El señor zorro se hace la pregunta que los animales –supuestamente racionales– siempre evitamos: “¿Quién soy yo?”. Se cuestiona: ¿Cómo puede ser feliz un zorro sin una gallina entre sus dientes?” La respuesta al interrogante de nuestra identidad determina nuestra autoimagen y nuestra forma de enfrentarnos a la vida y a la muerte.
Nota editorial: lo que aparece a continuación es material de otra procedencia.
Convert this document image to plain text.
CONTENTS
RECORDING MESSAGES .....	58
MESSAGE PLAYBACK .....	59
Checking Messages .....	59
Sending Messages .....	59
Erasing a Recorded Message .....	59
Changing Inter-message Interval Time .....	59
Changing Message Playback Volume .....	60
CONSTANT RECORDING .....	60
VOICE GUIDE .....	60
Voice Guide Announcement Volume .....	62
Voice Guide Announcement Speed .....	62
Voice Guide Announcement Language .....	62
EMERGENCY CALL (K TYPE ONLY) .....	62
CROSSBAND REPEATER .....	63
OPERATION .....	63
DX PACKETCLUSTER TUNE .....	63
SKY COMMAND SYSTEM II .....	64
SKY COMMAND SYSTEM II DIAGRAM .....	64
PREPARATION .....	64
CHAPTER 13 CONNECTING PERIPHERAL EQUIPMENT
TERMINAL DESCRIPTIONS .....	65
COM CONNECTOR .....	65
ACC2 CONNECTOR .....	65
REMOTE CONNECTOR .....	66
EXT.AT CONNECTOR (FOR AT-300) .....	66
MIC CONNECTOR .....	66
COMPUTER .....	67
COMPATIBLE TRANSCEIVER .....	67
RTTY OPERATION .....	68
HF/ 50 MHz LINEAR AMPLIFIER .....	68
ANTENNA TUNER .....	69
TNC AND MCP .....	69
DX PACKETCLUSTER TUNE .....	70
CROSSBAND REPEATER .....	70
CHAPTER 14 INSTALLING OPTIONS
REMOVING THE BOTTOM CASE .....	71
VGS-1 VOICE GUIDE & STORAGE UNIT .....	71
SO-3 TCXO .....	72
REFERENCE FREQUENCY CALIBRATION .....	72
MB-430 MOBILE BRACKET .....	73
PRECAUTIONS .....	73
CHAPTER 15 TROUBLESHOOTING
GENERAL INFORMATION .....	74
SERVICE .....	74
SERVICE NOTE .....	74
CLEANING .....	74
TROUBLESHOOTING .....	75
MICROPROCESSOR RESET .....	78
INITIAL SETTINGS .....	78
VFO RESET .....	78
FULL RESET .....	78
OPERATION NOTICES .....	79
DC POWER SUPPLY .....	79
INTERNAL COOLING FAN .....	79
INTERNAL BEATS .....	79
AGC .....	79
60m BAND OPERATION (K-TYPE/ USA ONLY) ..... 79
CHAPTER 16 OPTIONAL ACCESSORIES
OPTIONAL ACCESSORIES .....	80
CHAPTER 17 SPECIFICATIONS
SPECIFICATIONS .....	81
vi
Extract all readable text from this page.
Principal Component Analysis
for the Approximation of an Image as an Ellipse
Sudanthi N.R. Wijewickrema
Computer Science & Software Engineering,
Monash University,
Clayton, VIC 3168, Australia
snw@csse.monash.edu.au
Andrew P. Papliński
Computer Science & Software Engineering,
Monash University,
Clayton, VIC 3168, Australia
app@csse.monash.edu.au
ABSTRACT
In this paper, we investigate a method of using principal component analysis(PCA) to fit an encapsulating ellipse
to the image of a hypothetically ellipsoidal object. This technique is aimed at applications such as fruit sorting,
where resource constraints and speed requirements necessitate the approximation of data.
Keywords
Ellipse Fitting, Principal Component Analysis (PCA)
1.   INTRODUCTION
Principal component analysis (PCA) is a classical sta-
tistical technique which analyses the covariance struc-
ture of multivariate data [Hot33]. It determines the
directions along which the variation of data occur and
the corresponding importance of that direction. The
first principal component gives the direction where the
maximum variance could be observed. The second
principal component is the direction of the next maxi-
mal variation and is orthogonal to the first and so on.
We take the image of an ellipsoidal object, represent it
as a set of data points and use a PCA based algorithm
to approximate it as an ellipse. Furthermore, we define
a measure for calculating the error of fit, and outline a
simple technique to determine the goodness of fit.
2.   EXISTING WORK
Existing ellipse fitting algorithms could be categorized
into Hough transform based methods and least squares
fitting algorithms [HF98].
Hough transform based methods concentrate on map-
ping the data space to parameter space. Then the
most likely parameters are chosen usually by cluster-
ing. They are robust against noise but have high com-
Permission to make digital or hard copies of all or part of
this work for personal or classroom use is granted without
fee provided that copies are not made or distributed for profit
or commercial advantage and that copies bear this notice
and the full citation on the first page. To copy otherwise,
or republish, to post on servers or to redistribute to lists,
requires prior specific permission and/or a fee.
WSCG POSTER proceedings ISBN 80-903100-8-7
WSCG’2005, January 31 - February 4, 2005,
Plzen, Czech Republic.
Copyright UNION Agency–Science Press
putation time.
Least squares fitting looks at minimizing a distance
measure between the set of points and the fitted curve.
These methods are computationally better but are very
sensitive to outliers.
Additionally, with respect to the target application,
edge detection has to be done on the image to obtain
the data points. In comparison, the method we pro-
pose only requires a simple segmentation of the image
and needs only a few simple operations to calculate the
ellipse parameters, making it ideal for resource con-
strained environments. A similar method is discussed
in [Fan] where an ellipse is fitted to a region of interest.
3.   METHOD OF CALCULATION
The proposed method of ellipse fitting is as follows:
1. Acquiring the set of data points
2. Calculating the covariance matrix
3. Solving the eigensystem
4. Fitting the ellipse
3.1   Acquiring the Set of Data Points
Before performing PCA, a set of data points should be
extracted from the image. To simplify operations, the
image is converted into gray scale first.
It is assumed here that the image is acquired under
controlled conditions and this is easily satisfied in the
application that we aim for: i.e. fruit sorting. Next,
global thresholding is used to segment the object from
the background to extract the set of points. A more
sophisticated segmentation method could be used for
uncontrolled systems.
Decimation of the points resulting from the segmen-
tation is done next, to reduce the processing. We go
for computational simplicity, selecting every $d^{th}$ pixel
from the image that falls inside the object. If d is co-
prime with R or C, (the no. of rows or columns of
El profeta Jeremías se pregunta si el etíope podrá cambiar de piel y el leopardo sus manchas (
3:23). Los hombres de esta historia son avariciosos, vengativos, destructivos y violentos. Cavarían y volarían toda la colina para cazar al zorro. No les importa más que ellos mismos y sus apetencias. No son mejores que los animales. Todo lo contrario.
¿ES POSIBLE CAMBIAR?
¿Cómo podemos entonces cambiar? Dios quiere darnos un propósito, un futuro eterno y una forma correcta de vivir. Para ello ha de cambiar nuestro corazón por medio de su Espíritu (Ezequiel 36:26-27). Podemos seguir viviendo como animales, sin restricciones, responsabilidades o absolutos. Pero entonces nuestra vida carecerá de significado, esperanza y propósito. ¿Quién quiere vivir así?
El Evangelio nos anuncia que lo que para nosotros es imposible, para Dios es posible. Nuestra identidad no depende de lo que podamos hacer y lograr. Por medio de Cristo Jesús, podemos ser más de lo que hemos sido y somos ahora. Lo que seremos un día transformados a su imagen, cuando el zorro viva a la sombra del Trono del Cordero en una nueva tierra, en la que Él reina.